Se ha muerto Paco Valladares. Ayer nos dio la noticia María Teresa Campos, a bote pronto y en cuanto se lo comunicó su secretaria personal Sonsoles mientras estaba en directo en Tele 5.
Lo de llamarlo Paco Valladares fue una familiaridad que con los años se tomó el público al ir dispensándole un enorme cariño que no todos los artistas son capaces de inspirar. Una cosa es el afecto televisivo y otra el afecto personal. Hay figuras que no resisten dos minutos nuestro aprecio en cuanto te las echas en cara, en persona, y con dos detalles que les veas en distancia corta se desvanece de inmediato el halo inexistente fuera de los focos.
Lo de llamarlo Paco se lo ganó él. Cuando yo era pequeño y lo veía en Diego de Acevedo, la primera serie que produjo TVE, su nombre era Francisco Valladares. Y así venía también en los cromos de los famosos de la pequeña pantalla. Acabar en Paco es un privilegio de simpatía generada por la sinceridad de su entrega al público, a millones de telespectadores de varias épocas, como la de Estudio 1 o las novelas vespertinas; a su enorme vocación con recorridos incontables por la geografía española debutando en sus teatros.
Mejor que estos renglones, habrá otros lugares para rellenarse con exhaustivos datos del denso currículum de un actor extraordinario. Yo transito estos momentos de dolor y despedida por el hondo y sereno camino de su voz cada vez que recitaba, haciendo sonar el color íntimo de los callejones sombríos de Sevilla, cuando la ciudad se adentra en sus verdades y, a cada paso, se aleja de su ficción de postales. Paco Valladares adoraba esa Sevilla y, cómo no, a su rociero y natal pueblo de Pilas.
A Paco me lo presentó Federico Casado Reina, por los aledaños de la catedral, por la lonja del Archivo de Indias, una Semana Santa, mientras íbamos de un lado a otro buscando cofradías. Nos caímos bien y, al poco, cuando su madre se puso enferma, yo le envié una carta de ánimo que él me contestó con el estilo cálido y cercano que no tengo ahora que descubrirle a nadie.

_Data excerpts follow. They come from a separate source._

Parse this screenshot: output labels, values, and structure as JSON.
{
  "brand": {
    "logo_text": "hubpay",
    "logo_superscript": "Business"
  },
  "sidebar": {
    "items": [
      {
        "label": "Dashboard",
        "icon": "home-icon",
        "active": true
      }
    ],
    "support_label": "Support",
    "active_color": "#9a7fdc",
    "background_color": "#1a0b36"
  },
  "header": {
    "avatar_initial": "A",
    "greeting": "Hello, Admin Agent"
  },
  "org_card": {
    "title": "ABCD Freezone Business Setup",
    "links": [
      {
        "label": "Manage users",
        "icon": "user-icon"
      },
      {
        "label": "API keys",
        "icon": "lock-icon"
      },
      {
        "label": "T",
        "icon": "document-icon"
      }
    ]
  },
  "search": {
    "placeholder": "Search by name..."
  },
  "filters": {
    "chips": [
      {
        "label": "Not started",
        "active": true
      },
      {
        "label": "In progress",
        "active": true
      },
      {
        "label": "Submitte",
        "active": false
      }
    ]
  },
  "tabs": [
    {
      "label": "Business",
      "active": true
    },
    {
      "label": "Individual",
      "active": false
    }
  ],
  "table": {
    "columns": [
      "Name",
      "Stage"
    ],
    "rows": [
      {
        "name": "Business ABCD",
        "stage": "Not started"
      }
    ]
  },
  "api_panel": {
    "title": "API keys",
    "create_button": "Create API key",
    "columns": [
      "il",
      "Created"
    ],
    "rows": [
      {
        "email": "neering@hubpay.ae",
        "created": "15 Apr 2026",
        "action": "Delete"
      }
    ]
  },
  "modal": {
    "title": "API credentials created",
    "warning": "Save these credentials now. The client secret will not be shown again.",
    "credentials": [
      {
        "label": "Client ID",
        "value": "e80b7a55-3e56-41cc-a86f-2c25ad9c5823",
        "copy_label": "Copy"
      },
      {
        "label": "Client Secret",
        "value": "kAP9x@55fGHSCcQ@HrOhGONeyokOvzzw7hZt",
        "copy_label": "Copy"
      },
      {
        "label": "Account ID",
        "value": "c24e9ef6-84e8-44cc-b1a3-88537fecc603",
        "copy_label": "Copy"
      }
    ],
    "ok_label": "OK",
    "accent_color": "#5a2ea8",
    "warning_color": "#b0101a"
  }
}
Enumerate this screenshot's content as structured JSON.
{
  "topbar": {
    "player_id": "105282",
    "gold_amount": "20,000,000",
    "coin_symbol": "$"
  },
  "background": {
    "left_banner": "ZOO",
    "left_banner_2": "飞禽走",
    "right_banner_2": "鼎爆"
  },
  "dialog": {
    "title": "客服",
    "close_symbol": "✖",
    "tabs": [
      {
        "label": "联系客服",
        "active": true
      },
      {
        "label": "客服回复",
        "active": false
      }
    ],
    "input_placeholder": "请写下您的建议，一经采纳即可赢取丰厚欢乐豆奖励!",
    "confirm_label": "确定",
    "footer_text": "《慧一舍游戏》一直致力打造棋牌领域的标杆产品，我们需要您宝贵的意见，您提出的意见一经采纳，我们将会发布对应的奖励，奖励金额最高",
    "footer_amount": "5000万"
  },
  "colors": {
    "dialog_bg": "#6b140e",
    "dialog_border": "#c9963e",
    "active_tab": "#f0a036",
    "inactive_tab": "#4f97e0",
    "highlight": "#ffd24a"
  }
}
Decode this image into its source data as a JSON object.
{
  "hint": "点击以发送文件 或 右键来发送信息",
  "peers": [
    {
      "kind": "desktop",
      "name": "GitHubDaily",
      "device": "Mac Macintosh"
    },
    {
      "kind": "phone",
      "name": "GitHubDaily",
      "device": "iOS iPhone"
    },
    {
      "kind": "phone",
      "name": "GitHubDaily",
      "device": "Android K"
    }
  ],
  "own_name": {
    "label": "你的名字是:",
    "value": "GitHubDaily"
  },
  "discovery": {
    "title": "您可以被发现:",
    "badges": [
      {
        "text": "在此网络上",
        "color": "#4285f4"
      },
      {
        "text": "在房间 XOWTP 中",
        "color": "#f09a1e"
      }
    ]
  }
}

Otras veces coincidimos en Prado del Rey, haciendo desde allí María Teresa Campos Pasa la vida.
Desde Sevilla quiero recordarlo leyendo su nombre, junto al de Concha Velasco, en la marquesina del que fuera Teatro Álvarez Quintero, en la calle Laraña, donde hoy ocupa su sede cultural Cajasol. La foto es de un Sábado Santo -lo que en otros tiempos fue el Sábado de Gloria-, propicio para los estrenos teatrales. Se anuncia la primera función en Sevilla de la exitosa comedia ¡Mamá, quiero ser artista!. Por delante, a primera hora de la tarde, pasan los penitentes de la Hermandad de la Trinidad camino de La Campana. Lo tendremos presente en montones de cosas que siendo suyas se convirtieron en nuestras, como esa fachada que me dio por guardar como una premonición de la tarde de ayer, como una nostalgia por adelantado de su voz y su memoria. Esa voz larga de calles estrechas que serpentean por penumbras íntimas, donde las cales levantan altares a los reflejos, cuando el geranio es una sombra capaz de una chinesca hermosura en gris, cuando un tranquilo lenguaje de pisadas sabe escuchar un viejo eco de palabras antiguas que nunca mueren.